陵墓の入り口。かなり住宅街の狭苦しいところにあります。
敷地は綺麗に手入れされています。
宮内庁の表示は共通仕様。
逆光で神々しい写真を撮りました。ニコンのD750と、レンズは、AI AF Zoom-Nikkor 24-85mm f/2.8-4D IFで撮りました。このレンズは中古で2万7千円で買ったのですが、最近こればかり使ってます。軽いしマクロもついてるし大活躍です。

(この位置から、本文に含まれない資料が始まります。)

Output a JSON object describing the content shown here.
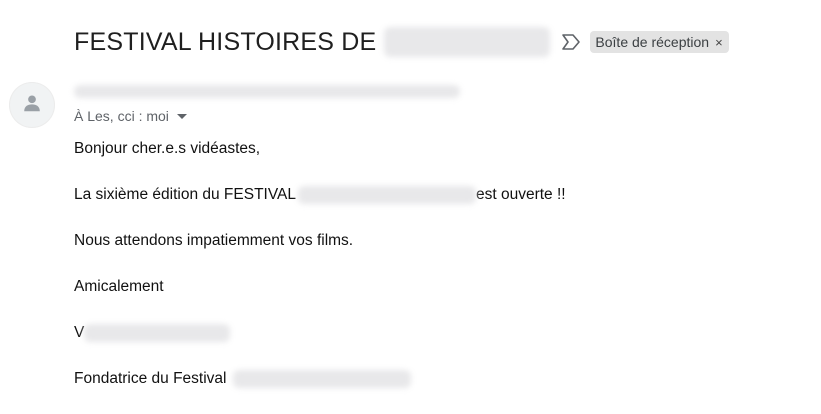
{
  "subject": {
    "text": "FESTIVAL HISTOIRES DE",
    "label_chip": "Boîte de réception",
    "chip_close": "×"
  },
  "header": {
    "recipients": "À Les, cci : moi"
  },
  "message": {
    "greeting": "Bonjour cher.e.s vidéastes,",
    "line1_prefix": "La sixième édition du FESTIVAL",
    "line1_suffix": " est ouverte !!",
    "line2": "Nous attendons impatiemment vos films.",
    "closing": "Amicalement",
    "signature_initial": "V",
    "signature_role": "Fondatrice du Festival"
  },
  "icons": {
    "avatar": "person-icon",
    "important": "important-marker-icon",
    "details": "caret-down-icon"
  },
  "colors": {
    "chip_bg": "#e3e3e3",
    "avatar_bg": "#f1f3f4",
    "text_primary": "#202124",
    "text_secondary": "#5f6368"
  }
}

鳥居を見つけるのに時間がかりましたが、見つかると、ささやかな達成感と喜びを感じました。見つけにくい御陵は宮内庁さんの粋な計らいでしょうか。有名でない天皇の、小さな陵墓を探すのも楽しいですね。そうやって現地でうろうろ探すのが嫌いな人は、事前にGoogleストリートビューでしっかり調べておくといいでしょう。
孝昭天皇も、古事記と日本書紀には系譜の記載のみ。したがって欠史八代の1人に数えられていて、実在していなかった天皇に分類されています。近くには孝昭天皇の霊を祀る孝昭天皇神社(孝昭宮)がありました。無人の神社でした。
私は、古代の天皇陵の指定は明治政府が頑張ったのだろうと思っていましたが、勘違いしていました。元禄時代に江戸幕府内で国学が生まれ、古事記や日本書紀の研究が盛んになったときに、陵墓を探して指定したようです。ただ、その時代は発掘や考古学による検証もされていなかったので、やや乱暴に決めたところもあったのではないでしょうか。
この近くの観光施設としては、1.5キロほど東に葛城山ロープウェイがあります。眺めが良くて気持のいい展望台がありますし、ハイキングコースとしてもおすすめです。私は金剛山へ登るより、こちらへ登るほうが好きですね。行かれたことのない方はぜひ登ってみてください。
葛城山ロープウェーの頂上から見た奈良盆地です。眺めも空気もいいです。